It was in 1966 that Yves Saint Laurent introduced Le Smoking, the tuxedo that recalibrated the codes of eveningwear by borrowing the rigour of masculine tailoring and refining it to the female form. Sixty years on, the house returned to that provocation as Anthony Vaccarello marked a decade at the helm of Saint Laurent with a collection that reaffirmed the suit as the brand’s axis.
The show opened with eight bare-chested trouser suits, their structure was softened only by skin. The lapels climbed high and close to the neck, framing the face before plunging into sharply cinched waists. Shoulders were exacting, trousers elongated and fluid, flaring androgyny and undeniably sensual



The collection unfolded with cinematic intentionality, a mode Vaccarello has increasingly made his own. This season, the narrative hovered between bourgeois composure and urban fragility.
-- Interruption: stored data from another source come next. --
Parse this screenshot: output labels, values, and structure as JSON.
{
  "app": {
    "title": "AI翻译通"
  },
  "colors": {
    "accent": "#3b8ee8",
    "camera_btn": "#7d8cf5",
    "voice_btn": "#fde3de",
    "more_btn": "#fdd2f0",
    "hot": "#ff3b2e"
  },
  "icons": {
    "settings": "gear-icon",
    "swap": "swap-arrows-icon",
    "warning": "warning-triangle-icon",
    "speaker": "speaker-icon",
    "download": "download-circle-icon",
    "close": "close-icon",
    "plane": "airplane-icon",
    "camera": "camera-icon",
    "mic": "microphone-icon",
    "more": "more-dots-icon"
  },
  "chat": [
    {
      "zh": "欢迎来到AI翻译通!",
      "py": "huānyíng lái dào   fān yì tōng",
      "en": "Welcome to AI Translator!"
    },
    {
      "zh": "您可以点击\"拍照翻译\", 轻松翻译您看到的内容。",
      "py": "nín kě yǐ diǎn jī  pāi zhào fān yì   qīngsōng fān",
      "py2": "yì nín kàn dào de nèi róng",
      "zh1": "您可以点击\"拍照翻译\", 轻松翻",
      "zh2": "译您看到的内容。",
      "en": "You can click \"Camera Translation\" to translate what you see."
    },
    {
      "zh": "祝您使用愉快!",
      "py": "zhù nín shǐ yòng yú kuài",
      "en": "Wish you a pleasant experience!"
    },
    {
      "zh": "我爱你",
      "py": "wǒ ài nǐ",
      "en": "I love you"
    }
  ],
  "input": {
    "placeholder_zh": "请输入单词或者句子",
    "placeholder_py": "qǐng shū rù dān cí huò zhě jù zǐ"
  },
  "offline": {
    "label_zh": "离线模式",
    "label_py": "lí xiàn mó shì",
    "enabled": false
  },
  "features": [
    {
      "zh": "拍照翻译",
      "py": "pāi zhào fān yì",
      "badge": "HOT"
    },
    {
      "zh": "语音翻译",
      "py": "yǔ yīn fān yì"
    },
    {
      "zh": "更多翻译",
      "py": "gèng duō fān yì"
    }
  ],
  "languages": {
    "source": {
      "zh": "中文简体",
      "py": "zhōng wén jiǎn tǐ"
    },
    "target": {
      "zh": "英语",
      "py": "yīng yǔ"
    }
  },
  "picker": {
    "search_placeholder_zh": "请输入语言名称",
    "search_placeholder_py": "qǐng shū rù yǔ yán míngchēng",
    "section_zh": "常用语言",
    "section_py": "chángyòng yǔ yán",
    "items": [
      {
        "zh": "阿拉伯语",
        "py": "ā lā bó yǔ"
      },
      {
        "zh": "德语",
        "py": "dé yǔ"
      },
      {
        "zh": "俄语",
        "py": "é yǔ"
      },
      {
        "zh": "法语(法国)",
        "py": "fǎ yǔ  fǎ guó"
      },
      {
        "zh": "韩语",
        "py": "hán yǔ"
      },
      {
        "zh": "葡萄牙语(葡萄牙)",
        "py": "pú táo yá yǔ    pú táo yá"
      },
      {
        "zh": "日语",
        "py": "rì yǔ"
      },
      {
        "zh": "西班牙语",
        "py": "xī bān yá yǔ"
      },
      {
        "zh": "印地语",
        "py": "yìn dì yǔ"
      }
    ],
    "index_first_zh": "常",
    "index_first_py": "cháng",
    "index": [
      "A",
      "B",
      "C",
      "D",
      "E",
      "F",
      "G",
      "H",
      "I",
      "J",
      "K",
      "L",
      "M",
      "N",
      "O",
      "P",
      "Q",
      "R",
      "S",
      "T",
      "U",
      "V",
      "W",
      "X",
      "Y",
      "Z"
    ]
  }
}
The specter of 1970s European cinema loomed large, particularly through the lens of Romy Schneider in Max et les Ferrailleurs by way of elegance and ennui.
Literary references deepened the mood. Gore Vidal’s The City and the Pillar, with reckoning of desire and homosexual identity, and Tennessee Williams’s The Roman Spring of Mrs. Stone, a portrait of a drifting widow, gave this season an undercurrent of introspection.



Vaccarello distilled the emotional intensity of each text into material contrasts: lace lacquered with latex, its delicacy held taut, pulled into alignment with a discipline similar to tailoring. Accompanied by sucubus slips harnessed at the womb by a strapy leather belt, reminding us that sex isn’t back; it’s forever.



Hulking shearling coats were slung over shoulders, some fastened with leather bows studded like jewelry. Capacious furs, belted low at the hip, turned outerwear into shelter, as if protection itself were a luxury. Elsewhere, boxy patent raincoats in saturated burgundy and caramel offered pragmatic glamour.



If black anchored the tailoring in its familiar nocturne, color elsewhere bloomed with painter’s finesse: siennas, teals, French blues, and the deepest, grizzled browns.



Heightening the cinematic mood is Vaccarello’s set, a modernist, streamlined dream of a modernist glass, wood and leather residence, privacy and intimacy revealed, a place which could be anywhere in the world. Yet Vaccarello places an oversized replica of a bust which once stood in Yves Saint Laurent’s apartment centre stage, while through the glass walls can be glimpsed the Eiffel Tower, reminding us that the home of Saint Laurent is always and forever Paris.